Depuis le 18 janvier, les paysages printaniers de Claire Milbrath adoucissent l’hiver rude du centre-ville de Montréal. Ces tableaux, sous l’appellation de Green Fuse, accrochés à la galerie Pangée, côtoient les expositions Nature Pointue d’Elisabeth Perreault et Shine de Garette Lockhart. Le 1305 avenue des Pins Ouest est un arrêt à ne pas manquer pour se ressourcer dans ces œuvres qui rapportent à la nature et la maison.
J’y vais, en autobus, puis en métro, puis à pied, alors que le vent me souffle sa poudrerie au visage. Enfin arrivée au bâtiment identifié « Pangée » timidement, sur une petite plaque couleur or, nous sommes enveloppées par l’air chaud des chaufferettes électriques. Mon amie et collègue m’y attend déjà. Nous enfilons les pantoufles obligatoires (« Aucune neige dans la galerie » ordonne une feuille collée sur la porte) et nous montons les marches jusqu’au premier étage. Claire Milbrath et Garrett Lockhart se côtoient.
À gauche, Green Fuse de Claire Millbrath, propage des rouges, roses et oranges, parfois des verts. L’artiste s’inspire des champs de tulipes qu’elle a pu visiter à Washington et à Lisse, au Pays-Bas. On y lit l’obsession organisationnelle de la plantation de millions de bulbes de tulipes ainsi que la surproduction de l’humain afin d’atteindre le « beau » par les moyens de la monoculture et donc en dépit de la conservation d’une nature équilibrée. En opposition, on y voit également des paysages calmes et on ne peut s’empêcher de ressentir le sentiment de « renaissance » qui s’apparente à l’observation des premiers bourgeons au printemps. Les tableaux nous transportent, oui, dans les champs, mais également à l’intérieur d’une seule et unique tulipe. On peut presque sentir l’odeur de la fleur et ressentir la brise, le tout surplombé de montagnes enneigées ou décoré d’étangs verdoyants.

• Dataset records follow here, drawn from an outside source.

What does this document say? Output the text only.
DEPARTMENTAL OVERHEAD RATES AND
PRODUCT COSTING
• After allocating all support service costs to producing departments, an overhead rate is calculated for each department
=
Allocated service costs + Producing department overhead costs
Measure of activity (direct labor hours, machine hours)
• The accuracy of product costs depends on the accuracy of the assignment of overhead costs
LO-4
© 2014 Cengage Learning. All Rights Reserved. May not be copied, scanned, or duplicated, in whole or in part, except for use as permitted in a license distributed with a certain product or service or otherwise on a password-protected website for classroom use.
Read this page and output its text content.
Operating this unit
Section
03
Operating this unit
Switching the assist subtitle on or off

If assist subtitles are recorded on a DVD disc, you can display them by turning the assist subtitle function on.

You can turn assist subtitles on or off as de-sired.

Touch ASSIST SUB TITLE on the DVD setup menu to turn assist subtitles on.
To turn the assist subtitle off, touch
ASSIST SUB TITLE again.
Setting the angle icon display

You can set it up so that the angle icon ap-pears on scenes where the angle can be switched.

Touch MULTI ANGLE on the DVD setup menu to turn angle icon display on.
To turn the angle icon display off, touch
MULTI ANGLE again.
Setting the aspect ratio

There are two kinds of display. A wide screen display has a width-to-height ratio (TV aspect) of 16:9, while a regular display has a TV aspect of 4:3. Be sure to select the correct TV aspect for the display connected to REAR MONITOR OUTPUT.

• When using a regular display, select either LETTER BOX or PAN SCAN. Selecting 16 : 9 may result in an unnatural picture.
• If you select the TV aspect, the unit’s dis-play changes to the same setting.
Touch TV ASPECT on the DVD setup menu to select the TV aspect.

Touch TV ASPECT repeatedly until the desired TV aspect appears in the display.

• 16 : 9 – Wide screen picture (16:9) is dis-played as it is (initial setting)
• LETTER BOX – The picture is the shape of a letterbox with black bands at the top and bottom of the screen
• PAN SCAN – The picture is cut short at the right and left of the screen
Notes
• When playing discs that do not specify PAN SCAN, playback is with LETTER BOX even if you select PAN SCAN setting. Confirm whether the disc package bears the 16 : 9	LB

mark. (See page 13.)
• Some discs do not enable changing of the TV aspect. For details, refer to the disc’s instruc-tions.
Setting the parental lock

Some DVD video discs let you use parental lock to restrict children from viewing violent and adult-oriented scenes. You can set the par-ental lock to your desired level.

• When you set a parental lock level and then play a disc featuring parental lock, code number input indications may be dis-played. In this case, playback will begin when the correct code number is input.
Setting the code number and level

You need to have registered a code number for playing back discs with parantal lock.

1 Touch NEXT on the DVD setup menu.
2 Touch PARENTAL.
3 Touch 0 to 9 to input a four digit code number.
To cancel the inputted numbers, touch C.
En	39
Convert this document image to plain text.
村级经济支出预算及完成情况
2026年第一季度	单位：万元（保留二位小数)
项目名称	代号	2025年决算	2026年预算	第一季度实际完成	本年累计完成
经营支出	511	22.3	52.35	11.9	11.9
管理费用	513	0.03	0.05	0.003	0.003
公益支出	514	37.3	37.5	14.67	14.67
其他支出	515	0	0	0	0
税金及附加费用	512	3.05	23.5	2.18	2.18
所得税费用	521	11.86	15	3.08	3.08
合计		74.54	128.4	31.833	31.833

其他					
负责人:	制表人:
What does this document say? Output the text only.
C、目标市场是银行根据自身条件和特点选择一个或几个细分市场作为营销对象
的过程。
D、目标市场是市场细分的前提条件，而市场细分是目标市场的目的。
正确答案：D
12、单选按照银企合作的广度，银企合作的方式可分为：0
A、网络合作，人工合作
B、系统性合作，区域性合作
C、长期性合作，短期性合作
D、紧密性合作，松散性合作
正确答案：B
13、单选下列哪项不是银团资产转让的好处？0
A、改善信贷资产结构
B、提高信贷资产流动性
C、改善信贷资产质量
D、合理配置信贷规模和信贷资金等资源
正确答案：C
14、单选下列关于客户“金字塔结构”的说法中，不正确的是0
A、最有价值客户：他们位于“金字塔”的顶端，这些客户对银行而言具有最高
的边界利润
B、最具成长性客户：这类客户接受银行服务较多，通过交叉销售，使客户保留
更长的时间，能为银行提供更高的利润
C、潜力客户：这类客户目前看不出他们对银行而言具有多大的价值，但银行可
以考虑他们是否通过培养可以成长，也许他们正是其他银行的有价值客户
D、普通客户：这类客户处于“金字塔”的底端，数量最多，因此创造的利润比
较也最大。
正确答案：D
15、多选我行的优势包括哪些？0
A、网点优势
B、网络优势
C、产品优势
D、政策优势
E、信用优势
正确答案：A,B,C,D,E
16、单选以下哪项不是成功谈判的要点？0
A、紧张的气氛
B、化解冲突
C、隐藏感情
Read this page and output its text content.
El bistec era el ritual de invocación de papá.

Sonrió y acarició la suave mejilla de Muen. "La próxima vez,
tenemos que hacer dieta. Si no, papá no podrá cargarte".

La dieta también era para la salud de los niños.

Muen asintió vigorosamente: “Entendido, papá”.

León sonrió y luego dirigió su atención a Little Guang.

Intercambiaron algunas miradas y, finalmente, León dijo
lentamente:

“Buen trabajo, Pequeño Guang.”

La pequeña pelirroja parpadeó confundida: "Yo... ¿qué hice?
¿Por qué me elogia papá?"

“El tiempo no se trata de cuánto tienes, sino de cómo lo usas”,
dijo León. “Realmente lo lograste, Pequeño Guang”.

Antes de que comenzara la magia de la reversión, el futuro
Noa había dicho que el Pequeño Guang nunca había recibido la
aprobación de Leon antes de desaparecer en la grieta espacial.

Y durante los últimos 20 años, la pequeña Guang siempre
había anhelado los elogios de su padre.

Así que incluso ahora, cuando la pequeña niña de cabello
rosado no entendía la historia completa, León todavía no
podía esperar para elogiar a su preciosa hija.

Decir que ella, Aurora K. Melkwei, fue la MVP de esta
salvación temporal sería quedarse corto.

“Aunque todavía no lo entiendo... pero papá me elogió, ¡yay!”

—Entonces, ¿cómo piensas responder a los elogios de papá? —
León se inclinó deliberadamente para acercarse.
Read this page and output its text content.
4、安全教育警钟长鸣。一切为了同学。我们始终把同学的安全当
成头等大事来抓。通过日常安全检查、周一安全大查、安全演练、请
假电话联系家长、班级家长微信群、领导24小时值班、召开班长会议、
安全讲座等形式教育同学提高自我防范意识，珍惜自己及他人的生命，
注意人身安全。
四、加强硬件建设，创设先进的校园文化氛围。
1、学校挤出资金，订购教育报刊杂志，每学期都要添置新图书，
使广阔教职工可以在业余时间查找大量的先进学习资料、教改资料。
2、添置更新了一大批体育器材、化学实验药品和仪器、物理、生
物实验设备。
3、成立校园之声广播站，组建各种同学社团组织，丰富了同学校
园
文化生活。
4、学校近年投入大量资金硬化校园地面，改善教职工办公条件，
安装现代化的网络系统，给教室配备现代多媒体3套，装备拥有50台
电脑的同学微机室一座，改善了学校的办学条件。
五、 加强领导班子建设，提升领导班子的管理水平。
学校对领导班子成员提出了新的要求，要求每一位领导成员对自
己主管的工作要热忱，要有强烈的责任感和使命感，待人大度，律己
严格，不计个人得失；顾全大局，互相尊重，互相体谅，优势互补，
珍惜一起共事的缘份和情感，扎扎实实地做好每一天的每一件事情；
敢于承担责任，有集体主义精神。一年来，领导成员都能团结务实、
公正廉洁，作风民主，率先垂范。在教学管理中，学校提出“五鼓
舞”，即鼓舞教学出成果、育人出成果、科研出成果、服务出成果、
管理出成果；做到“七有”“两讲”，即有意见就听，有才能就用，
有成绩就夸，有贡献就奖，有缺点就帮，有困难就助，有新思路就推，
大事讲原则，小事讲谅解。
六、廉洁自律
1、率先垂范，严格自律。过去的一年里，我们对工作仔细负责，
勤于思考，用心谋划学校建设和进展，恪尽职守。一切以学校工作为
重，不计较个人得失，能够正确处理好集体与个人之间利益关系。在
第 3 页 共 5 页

Dans la salle à droite, Garrett Lockhart décore la pièce de bribes d’une maison vivante, qui constituent l’exposition Shine. Une poignée de porte, une lampe, un tas de CD… Le spectateur peut passer d’une toile à l’autre, qui semblent être faites de photographies et de colle, en marchant au travers des sphères déposées par terre Un peu comme des ballounes laissées pour compte après une fête d’enfant. Ces sphères sont toutes de grosseurs égales, mais de couleurs et de textures différentes. Cette pièce semble représenter les milles et une vies qu’une maison peut incarner au fil du passage du temps et des familles l’habitant.
De plus, on peut trouver un deuxième étage à ce bâtiment déjà enrichissant dans sa tenure d’œuvres d’art. Au bout des escaliers, des chambres étroites à la disposition propres aux bâtiments ancestraux nous accueillent. Toutes blanches, décorées d’un calorifère qui nous réchauffe ne serait-ce qu’à la vue de celui-ci, les chambres semblent tout d’abord vides. En se rapprochant, on découvre l’installation sculpturale de céramique et de textile: Nature Pointue, d’Élisabeth Perreault. Les tiges et les lianes ornées d’épines suivent les arêtes des murs, créent des courbes et longent les trous et les imperfections de la construction de la chambre. Les matériaux de couleurs pastel rappellent la nature, mais également la féminité. On lit sur le site internet de la galerie Pangée : «(…) Son processus créatif s’appuie sur des techniques et matériaux souvent associés à l’artisanat. Élisabeth Perreault établit une confection maternelle et intime avec les textiles — un matériau traditionnellement associé avec les femmes et la sphère domestique — qui célèbre la féminité ».



Enfin, toutes ses œuvres, non loin les unes des autres, se consomment comme une brise fraîche, printanière, au milieu de l’hiver, par leurs couleurs, leur courbes et leurs sujets. Le sujet de la maison rapporte le spectateur à lui-même, il semble lui ouvrir les bras et le laisser se reposer pour la saison froide. À côté, les œuvres de Claire Millbrath sont un message d’espoir vers des jours plus ensoleillés. C’est pour cette raison que notre visite s’est terminée par un retour à cette première salle. En effet, nous avons bouclé la boucle en prenant le temps de s’asseoir devant la télévision cathodique posée sur les planchers de bois francs qui diffusait en boucle des images de champs de tulipes. On pouvait presque les sentir.